4. If we proceed with the scheduled surgery, what strategies we should have intraoperatively to manage these patients with hyperkalemia? Any specific management needed? Such as hyperventilation, administering insulin and glucose, giving alkalizing solution to neutralize acidosis associated with hyperkalemia, etc.

5. Any specific recommendations in terms of what kind of intravenous solution should we administer? Normal saline, Lactated ringers, or others? Any drugs recommended or should be avoided?

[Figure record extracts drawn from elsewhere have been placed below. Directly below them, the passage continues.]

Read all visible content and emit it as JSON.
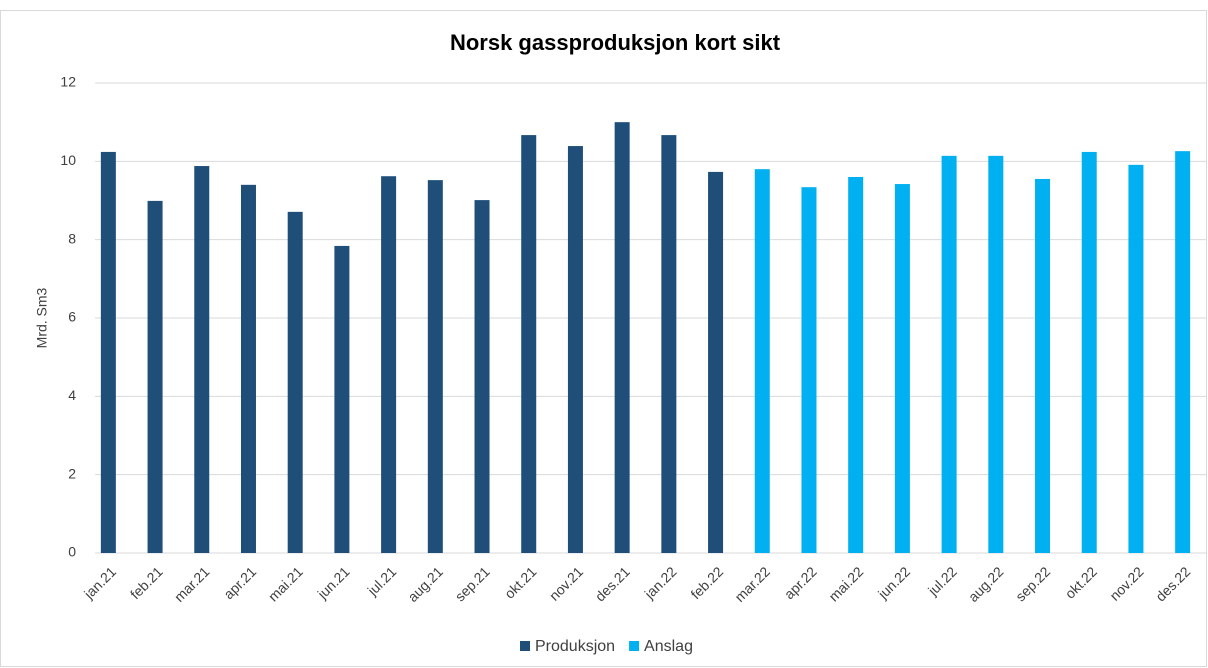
{
  "chart_data": {
    "type": "bar",
    "title": "Norsk gassproduksjon kort sikt",
    "y_label": "Mrd. Sm3",
    "categories": [
      "jan.21",
      "feb.21",
      "mar.21",
      "apr.21",
      "mai.21",
      "jun.21",
      "jul.21",
      "aug.21",
      "sep.21",
      "okt.21",
      "nov.21",
      "des.21",
      "jan.22",
      "feb.22",
      "mar.22",
      "apr.22",
      "mai.22",
      "jun.22",
      "jul.22",
      "aug.22",
      "sep.22",
      "okt.22",
      "nov.22",
      "des.22"
    ],
    "series": [
      {
        "name": "Produksjon",
        "color": "#1f4e79",
        "values": [
          10.24,
          8.99,
          9.88,
          9.4,
          8.71,
          7.84,
          9.62,
          9.52,
          9.01,
          10.67,
          10.39,
          11.0,
          10.67,
          9.73,
          null,
          null,
          null,
          null,
          null,
          null,
          null,
          null,
          null,
          null
        ]
      },
      {
        "name": "Anslag",
        "color": "#00b0f0",
        "values": [
          null,
          null,
          null,
          null,
          null,
          null,
          null,
          null,
          null,
          null,
          null,
          null,
          null,
          null,
          9.8,
          9.34,
          9.6,
          9.42,
          10.14,
          10.14,
          9.55,
          10.24,
          9.91,
          10.26
        ]
      }
    ],
    "ylim": [
      0,
      12
    ],
    "yticks": [
      0,
      2,
      4,
      6,
      8,
      10,
      12
    ],
    "grid": true
  }
}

The decision to postpone or proceed with a scheduled surgical procedure can be a daunting task in managing patient with hyperkalemia level ≥ 6 mEq/L. An evidence-based guideline should be available to help minimize perioperative adverse outcomes and reduce the conflicts among medical professionals.

Conflict of Interest


None.

References


  1. Slakey DP, Ingle ME, Chernyak SB, et al. Impact of hyperkalemia on surgery case cancellation: A call for increased reliability. Transl Perioper Pain Med 2022; 9(3):470-477.
  2. Collins AJ, Pitt B, Reaven N, Funk S, McGaughey K, Wilson D, Bushinsky DA. Association of serum potassium with all-cause mortality in patients with and without heart failure, chronic kidney disease, and/or diabetes. Am J Nephrol. 2017;46(3):213-221.
  3. Huang L, Yarl W, Liu H. Patient with Hyperkalemia for Surgery: Proceed or Postpone? Transl Perioper Pain Med 2019; 6 (1):17-19.
  4. Zaki KS, Majid U, Islam N. Spurious hyperkalaemia: an insight. J Pak Med Assoc. 2011 61(3):297-9. PMID: 21465953.
  5. Lema GF, Tesema HG, Fentie DY, Arefayne NR. Evidence-based perioperative management of patients with high serum potassium level in resource-limited areas: A systematic review. Int J Surg. 2019. 21:21-29.